I've used this "frying" method on eggplant slices for years, so I decided to try it on my green tomatoes. It worked! Now my family loves them in BLTs. —Jolene Martinelli, Derry, New Hampshire
Recommended: What to Eat When It's Too Hot to Cook
VERIFIED BY Taste of Home Test Kitchen
- 1 large green tomato (about 8 ounces)
- 1 large egg, beaten
- 1 cup panko (Japanese) bread crumbs
- 1/4 teaspoon salt
- 1/4 cup reduced-fat mayonnaise
- 2 green onions, thinly sliced
- 1 teaspoon snipped fresh dill or 1/4 teaspoon dill weed
- 8 slices whole wheat bread, toasted
- 8 cooked center-cut bacon strips
- 4 Bibb or Boston lettuce leaves
- Preheat broiler.

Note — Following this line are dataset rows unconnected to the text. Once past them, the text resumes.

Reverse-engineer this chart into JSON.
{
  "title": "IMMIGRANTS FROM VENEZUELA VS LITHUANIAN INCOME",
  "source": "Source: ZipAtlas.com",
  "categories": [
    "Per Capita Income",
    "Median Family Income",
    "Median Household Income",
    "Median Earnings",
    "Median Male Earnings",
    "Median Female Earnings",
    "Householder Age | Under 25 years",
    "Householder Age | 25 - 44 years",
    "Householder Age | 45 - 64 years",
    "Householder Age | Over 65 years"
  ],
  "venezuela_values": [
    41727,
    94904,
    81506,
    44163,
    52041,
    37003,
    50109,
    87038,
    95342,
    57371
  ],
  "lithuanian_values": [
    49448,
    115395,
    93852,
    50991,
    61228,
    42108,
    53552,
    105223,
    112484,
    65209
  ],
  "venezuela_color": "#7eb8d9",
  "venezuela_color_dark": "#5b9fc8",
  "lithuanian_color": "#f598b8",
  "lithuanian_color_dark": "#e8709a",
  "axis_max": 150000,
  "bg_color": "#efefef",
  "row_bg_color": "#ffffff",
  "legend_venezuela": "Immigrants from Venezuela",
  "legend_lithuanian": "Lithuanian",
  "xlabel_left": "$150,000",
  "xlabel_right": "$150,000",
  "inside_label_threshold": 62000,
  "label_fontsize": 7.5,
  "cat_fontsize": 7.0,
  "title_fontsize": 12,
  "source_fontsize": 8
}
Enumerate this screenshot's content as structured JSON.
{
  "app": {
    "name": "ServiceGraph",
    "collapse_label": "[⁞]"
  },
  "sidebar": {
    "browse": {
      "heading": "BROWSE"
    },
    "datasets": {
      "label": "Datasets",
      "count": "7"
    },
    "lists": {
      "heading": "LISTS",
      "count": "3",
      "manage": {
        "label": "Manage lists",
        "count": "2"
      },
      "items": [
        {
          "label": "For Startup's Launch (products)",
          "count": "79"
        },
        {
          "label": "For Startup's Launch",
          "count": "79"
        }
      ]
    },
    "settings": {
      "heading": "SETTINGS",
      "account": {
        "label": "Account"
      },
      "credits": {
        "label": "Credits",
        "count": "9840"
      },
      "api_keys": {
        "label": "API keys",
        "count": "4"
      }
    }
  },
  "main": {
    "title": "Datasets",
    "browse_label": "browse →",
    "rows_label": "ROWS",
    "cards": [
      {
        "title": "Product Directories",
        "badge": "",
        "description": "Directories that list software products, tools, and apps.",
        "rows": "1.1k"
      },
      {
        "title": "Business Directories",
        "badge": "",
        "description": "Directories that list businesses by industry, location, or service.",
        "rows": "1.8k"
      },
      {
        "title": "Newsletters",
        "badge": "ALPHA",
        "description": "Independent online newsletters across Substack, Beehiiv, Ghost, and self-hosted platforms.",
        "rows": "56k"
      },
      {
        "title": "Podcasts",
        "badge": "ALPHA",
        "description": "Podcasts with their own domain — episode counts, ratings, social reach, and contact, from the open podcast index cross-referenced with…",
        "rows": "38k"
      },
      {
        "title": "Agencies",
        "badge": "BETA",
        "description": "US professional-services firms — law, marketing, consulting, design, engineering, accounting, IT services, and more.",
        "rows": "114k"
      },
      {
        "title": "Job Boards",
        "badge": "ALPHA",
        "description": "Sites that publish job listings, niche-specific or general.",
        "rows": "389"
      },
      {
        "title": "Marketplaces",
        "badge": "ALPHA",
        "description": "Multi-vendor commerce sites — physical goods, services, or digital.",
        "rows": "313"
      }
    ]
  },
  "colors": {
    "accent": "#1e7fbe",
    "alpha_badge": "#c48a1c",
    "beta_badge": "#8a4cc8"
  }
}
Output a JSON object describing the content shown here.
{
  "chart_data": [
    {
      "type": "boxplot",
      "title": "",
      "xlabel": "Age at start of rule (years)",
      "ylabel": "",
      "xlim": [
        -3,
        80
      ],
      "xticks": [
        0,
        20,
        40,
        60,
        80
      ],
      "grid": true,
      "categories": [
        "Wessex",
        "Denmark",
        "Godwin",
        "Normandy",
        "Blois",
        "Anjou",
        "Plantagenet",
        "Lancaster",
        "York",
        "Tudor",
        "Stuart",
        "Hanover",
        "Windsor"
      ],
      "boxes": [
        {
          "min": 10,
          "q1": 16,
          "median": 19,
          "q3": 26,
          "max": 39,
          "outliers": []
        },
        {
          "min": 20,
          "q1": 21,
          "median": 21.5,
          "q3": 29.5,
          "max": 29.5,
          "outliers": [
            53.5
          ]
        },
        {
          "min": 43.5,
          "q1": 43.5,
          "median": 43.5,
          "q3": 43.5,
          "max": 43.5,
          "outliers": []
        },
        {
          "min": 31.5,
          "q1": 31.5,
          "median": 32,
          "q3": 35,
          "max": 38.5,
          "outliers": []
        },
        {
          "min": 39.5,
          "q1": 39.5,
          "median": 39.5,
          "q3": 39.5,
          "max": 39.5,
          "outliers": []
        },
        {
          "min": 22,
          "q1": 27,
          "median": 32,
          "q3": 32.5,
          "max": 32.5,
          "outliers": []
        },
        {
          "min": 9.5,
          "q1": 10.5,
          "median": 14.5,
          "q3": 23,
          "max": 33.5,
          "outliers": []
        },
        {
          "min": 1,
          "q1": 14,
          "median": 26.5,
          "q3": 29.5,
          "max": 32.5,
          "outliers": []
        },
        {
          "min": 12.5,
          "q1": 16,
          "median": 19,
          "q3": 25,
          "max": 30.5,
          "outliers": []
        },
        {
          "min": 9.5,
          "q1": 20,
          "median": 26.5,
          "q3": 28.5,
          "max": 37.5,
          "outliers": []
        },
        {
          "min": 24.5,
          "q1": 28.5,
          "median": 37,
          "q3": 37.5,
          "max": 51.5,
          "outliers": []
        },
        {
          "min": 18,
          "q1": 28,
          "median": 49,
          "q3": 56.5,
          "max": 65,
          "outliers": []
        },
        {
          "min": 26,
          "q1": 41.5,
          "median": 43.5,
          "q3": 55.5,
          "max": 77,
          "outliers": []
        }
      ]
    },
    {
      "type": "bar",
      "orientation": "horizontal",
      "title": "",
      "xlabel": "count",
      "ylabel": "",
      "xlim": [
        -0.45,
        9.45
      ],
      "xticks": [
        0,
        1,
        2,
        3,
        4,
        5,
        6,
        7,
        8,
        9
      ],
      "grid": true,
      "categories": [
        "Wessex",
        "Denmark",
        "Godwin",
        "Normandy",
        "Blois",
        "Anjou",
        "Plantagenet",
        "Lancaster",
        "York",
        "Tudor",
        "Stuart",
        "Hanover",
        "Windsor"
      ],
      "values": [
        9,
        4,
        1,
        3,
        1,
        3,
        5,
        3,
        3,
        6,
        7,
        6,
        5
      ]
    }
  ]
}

Cut tomato into eight slices, each about 1/4 in. thick. Place egg and bread crumbs in separate shallow bowls; mix salt into bread crumbs. Dip tomato slices in egg, then in bread crumb mixture, patting to help adhere.
- Place tomato slices on a wire rack set in a 15x10x1-in. baking pan; broil 4-5 in. from heat until golden brown, about 30-45 seconds per side.
- Mix mayonnaise, green onions and dill. Layer each of four slices of bread with two bacon strips, one lettuce leaf and two tomato slices. Spread mayonnaise mixture over remaining slices of bread; place over top. Yield: 4 servings.